Bir gün olur mutlaka
Miting yaptık ne de olsa.
Netanyahu duymuştur bir gece ansızın geleceğimizi.
“Mehmetçik Gazze”ye haykırışlarımızı.
Netanyahu’nun İşaya kehanetine ilişkin sözlerinin sadece Filistin için değil Türkiye için de tehdit anlamı taşıdığına inandığımızı…
Bahçeli’nin Mescid-i Aksa tutkusuyla askere yazılmaya hazır olduğunu da duymuştur.
Amma zalim, alçak, hain, gaddar…. bildiğini okumaya devam ediyor.
Bizim tüm öfkemizi seslendirdiğimiz cumartesiden bu yana Gazze’de birkaç bin çocuk - kadın daha can verdi bombalar altında.
Hele önceki gece bombalanan şu Cibaliye Mülteci Kampı… Bir gecede 100 çocuğu hayattan kopardı bombalar… “Biliyorduk, demiş İsrailli general, orada çocuklar da olduğunu biliyorduk ama Hamas’lıları vurmak için onları da öldürmek savaşın gereği….”
Evet, İsrail, “Savaşın gereği” diye diye vuruyor Gazze’yi… Ve çocuklar, çocuklar, çocuklar ölüyor…
İsrail’in nasıl gün gün büyüdüğünü anlatan haritayı bilmeyenimiz yoktur. Cumhurbaşkanı Erdoğan BM Genel Kurulu önünde bile gösterdi.
Yani İsrail, büyüyor büyüyor. Filistin’e rağmen…
Bizler de Filistin çığlığını seslendire seslendire geliyoruz.

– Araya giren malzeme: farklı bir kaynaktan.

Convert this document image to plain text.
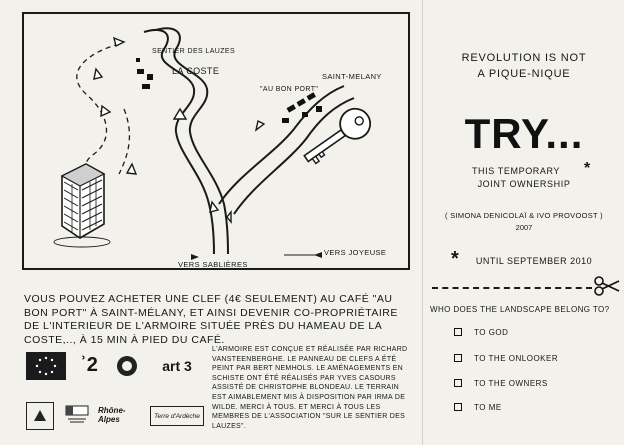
SENTIER DES LAUZES
LA COSTE
SAINT-MELANY
"AU BON PORT"
VERS SABLIÈRES
VERS JOYEUSE
VOUS POUVEZ ACHETER UNE CLEF (4€ SEULEMENT) AU CAFÉ "AU BON PORT" À SAINT-MÉLANY, ET AINSI DEVENIR CO-PROPRIÉTAIRE DE L'INTERIEUR DE L'ARMOIRE SITUÉE PRÈS DU HAMEAU DE LA COSTE,.., À 15 MIN À PIED DU CAFÉ.
ʾ2	art 3
Rhône-Alpes	Terre d'Ardèche
L'ARMOIRE EST CONÇUE ET RÉALISÉE PAR RICHARD VANSTEENBERGHE. LE PANNEAU DE CLEFS A ÉTÉ PEINT PAR BERT NEMHOLS. LE AMÉNAGEMENTS EN SCHISTE ONT ÉTÉ RÉALISÉS PAR YVES CASOURS ASSISTÉ DE CHRISTOPHE BLONDEAU. LE TERRAIN EST AIMABLEMENT MIS À DISPOSITION PAR IRMA DE WILDE. MERCI À TOUS. ET MERCI À TOUS LES MEMBRES DE L'ASSOCIATION "SUR LE SENTIER DES LAUZES".
REVOLUTION IS NOT
A PIQUE-NIQUE
TRY...
THIS TEMPORARY	*
JOINT OWNERSHIP
( SIMONA DENICOLAÏ & IVO PROVOOST )
2007
*	UNTIL SEPTEMBER 2010
WHO DOES THE LANDSCAPE BELONG TO?
TO GOD
TO THE ONLOOKER
TO THE OWNERS
TO ME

Durduramadık İsrail’i….
“İslam dünyası” dediğimiz varlık, en azından halklar planında Filistin’in acısını paylaştı daima.

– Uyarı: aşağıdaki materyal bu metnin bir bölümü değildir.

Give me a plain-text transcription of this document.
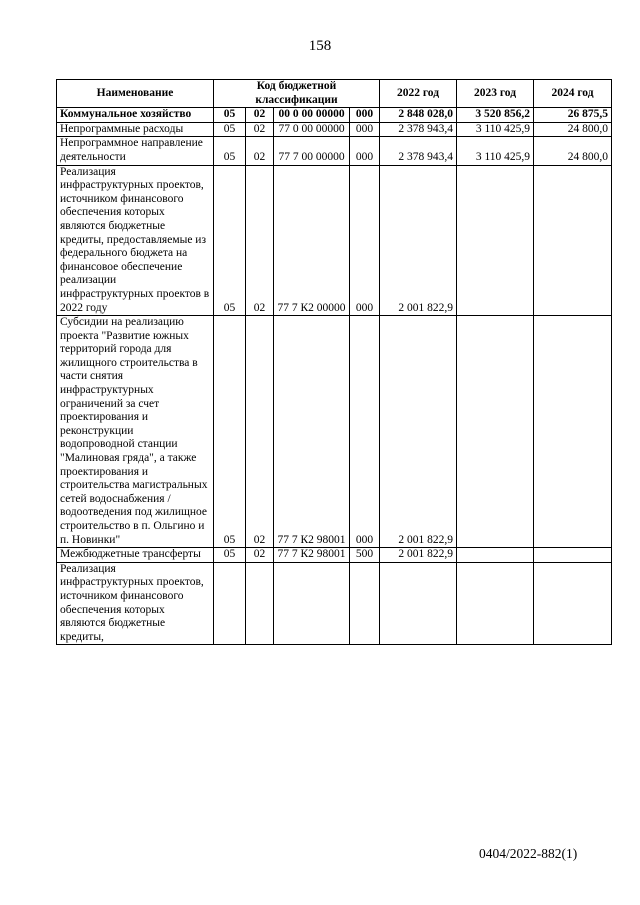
158
Наименование	Код бюджетной классификации				2022 год	2023 год	2024 год
Коммунальное хозяйство	05	02	00 0 00 00000	000	2 848 028,0	3 520 856,2	26 875,5
Непрограммные расходы	05	02	77 0 00 00000	000	2 378 943,4	3 110 425,9	24 800,0
Непрограммное направление деятельности	05	02	77 7 00 00000	000	2 378 943,4	3 110 425,9	24 800,0
Реализация инфраструктурных проектов, источником финансового обеспечения которых являются бюджетные кредиты, предоставляемые из федерального бюджета на финансовое обеспечение реализации инфраструктурных проектов в 2022 году	05	02	77 7 К2 00000	000	2 001 822,9		
Субсидии на реализацию проекта "Развитие южных территорий города для жилищного строительства в части снятия инфраструктурных ограничений за счет проектирования и реконструкции водопроводной станции "Малиновая гряда", а также проектирования и строительства магистральных сетей водоснабжения / водоотведения под жилищное строительство в п. Ольгино и п. Новинки"	05	02	77 7 К2 98001	000	2 001 822,9		
Межбюджетные трансферты	05	02	77 7 К2 98001	500	2 001 822,9		
Реализация инфраструктурных проектов, источником финансового обеспечения которых являются бюджетные кредиты,							
0404/2022-882(1)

Hatta farklı düşüncede, farklı inançta hatta belki inançsız insanlar da “insanlık” haysiyetiyle İsrail’in barbarlıklarına tepki gösterdi.
Bir kere daha “Hatta” diyeyim, bizzat İsrail halkının bir kısmı, dünyadaki Yahudilerden bir kısmı İsrail yönetimlerinin vahşete varan politikalarıyla aralarına mesafe koymaya yöneldi, “Bu yükü taşıyamayız” diye gösteriler yaptı, yazılar yazdı.

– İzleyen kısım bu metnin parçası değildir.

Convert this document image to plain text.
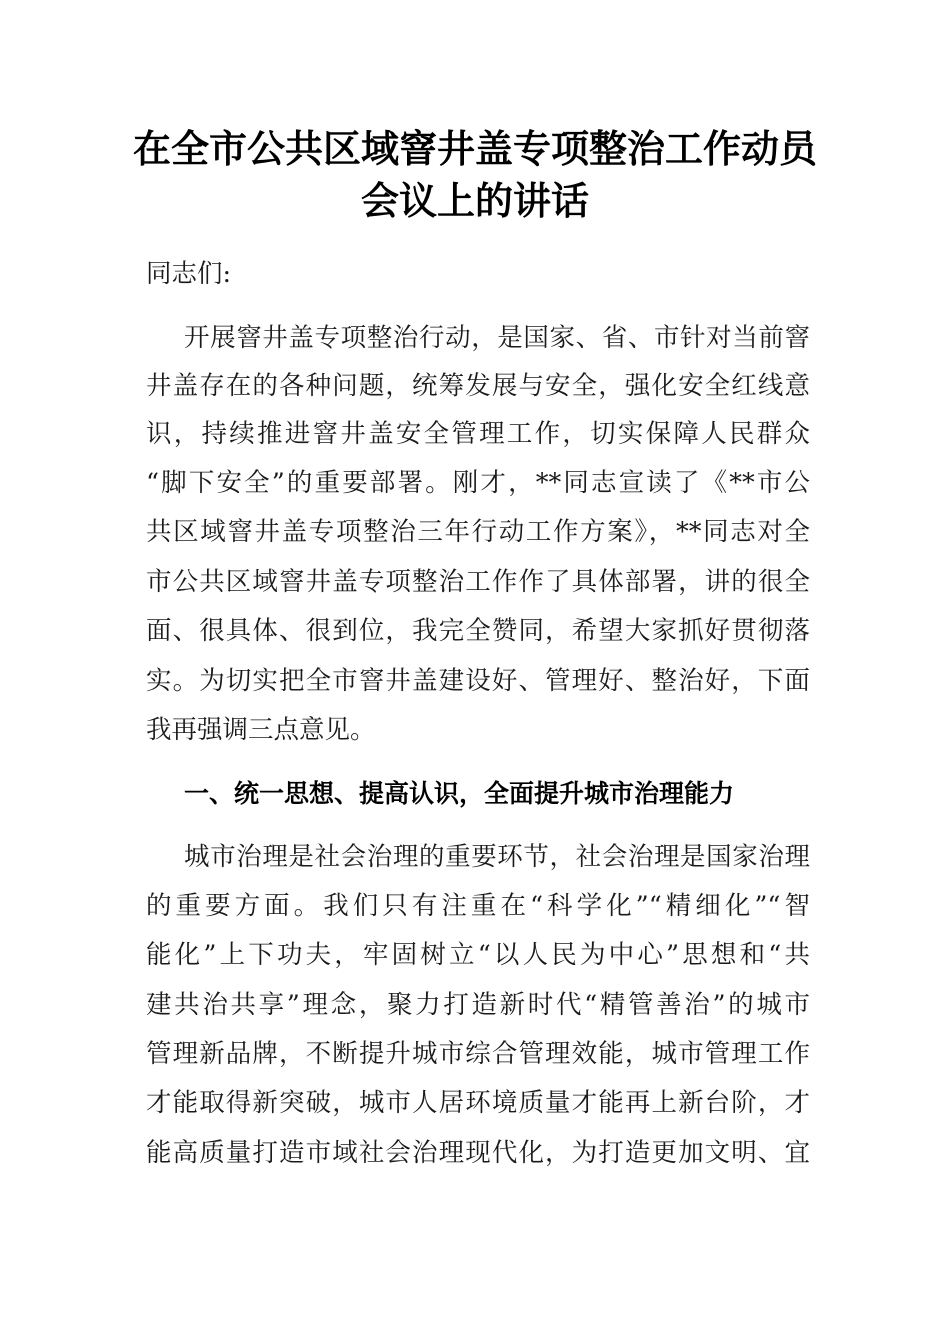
在全市公共区域窨井盖专项整治工作动员
会议上的讲话
同志们:
开展窨井盖专项整治行动，是国家、省、市针对当前窨
井盖存在的各种问题，统筹发展与安全，强化安全红线意
识，持续推进窨井盖安全管理工作，切实保障人民群众
“脚下安全”的重要部署。刚才，**同志宣读了《**市公
共区域窨井盖专项整治三年行动工作方案》，**同志对全
市公共区域窨井盖专项整治工作作了具体部署，讲的很全
面、很具体、很到位，我完全赞同，希望大家抓好贯彻落
实。为切实把全市窨井盖建设好、管理好、整治好，下面
我再强调三点意见。
一、统一思想、提高认识，全面提升城市治理能力
城市治理是社会治理的重要环节，社会治理是国家治理
的重要方面。我们只有注重在“科学化”“精细化”“智
能化”上下功夫，牢固树立“以人民为中心”思想和“共
建共治共享”理念，聚力打造新时代“精管善治”的城市
管理新品牌，不断提升城市综合管理效能，城市管理工作
才能取得新突破，城市人居环境质量才能再上新台阶，才
能高质量打造市域社会治理现代化，为打造更加文明、宜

Netanyahu Tevrat’a atıf yaparak, bütün cinayetleri kendileri için kutsal bir vaadin icrası adına işlediklerini ilan etti. “Köktendincilik”le suçlanabileceğini bile bile yaptı bunu… Çünkü buna rağmen, dünyadaki “Siyonist etkinlik” karşısında dev güçlerin kendi yanlarında olacağına inandı.
Muhalefetin miting tepkisi “İktidar miting yapmaz icraat yapar” tarzında oldu.
İktidarın hiçbir şey yapamıyor görüntüsünden kurtulmak için hiç olmazsa miting yaptığı düşünülebilir.
Ben, mesela Tayyip Erdoğan’ın “Bir gece ansızın gelebiliriz” söylemini gerçekten yaşamak istediğine inananlardanım. Filistin için içten yandığına da inanırım.
Ne var ki, Filistin’e gitmenin de gidememenin de bir güç meselesi olduğunu da bildiğini düşünmek lazım.
Belki o işi yapabilecek hale gelmedikçe söylememenin de, hatta belki o işi yapabilecek hale gelindiğinde bile bağıra bağıra ilan etmekten ziyade icra etmek de bir devlet tavrı olmalı.
Ne demiş Fatih Sultan Mehmet? “Nereye sefer yapacağımı sakalımın teli bilse onu koparır atardım.”
Filistin meselesi, bütün İslam dünyasının meselesi…
Bosna da öyleydi… Kıbrıs da öyledir. Karabağ da öyleydi. Kırım da öyledir. Çeçenistan, Doğu Türkistan da öyledir…
Cumhurbaşkanı’nın ifade ettiği “Kurtuluş mücadelesi verme” bakımından Hamas’la, bu ülkelerdeki “Mücahit gruplar”ın bir farkı yoktur.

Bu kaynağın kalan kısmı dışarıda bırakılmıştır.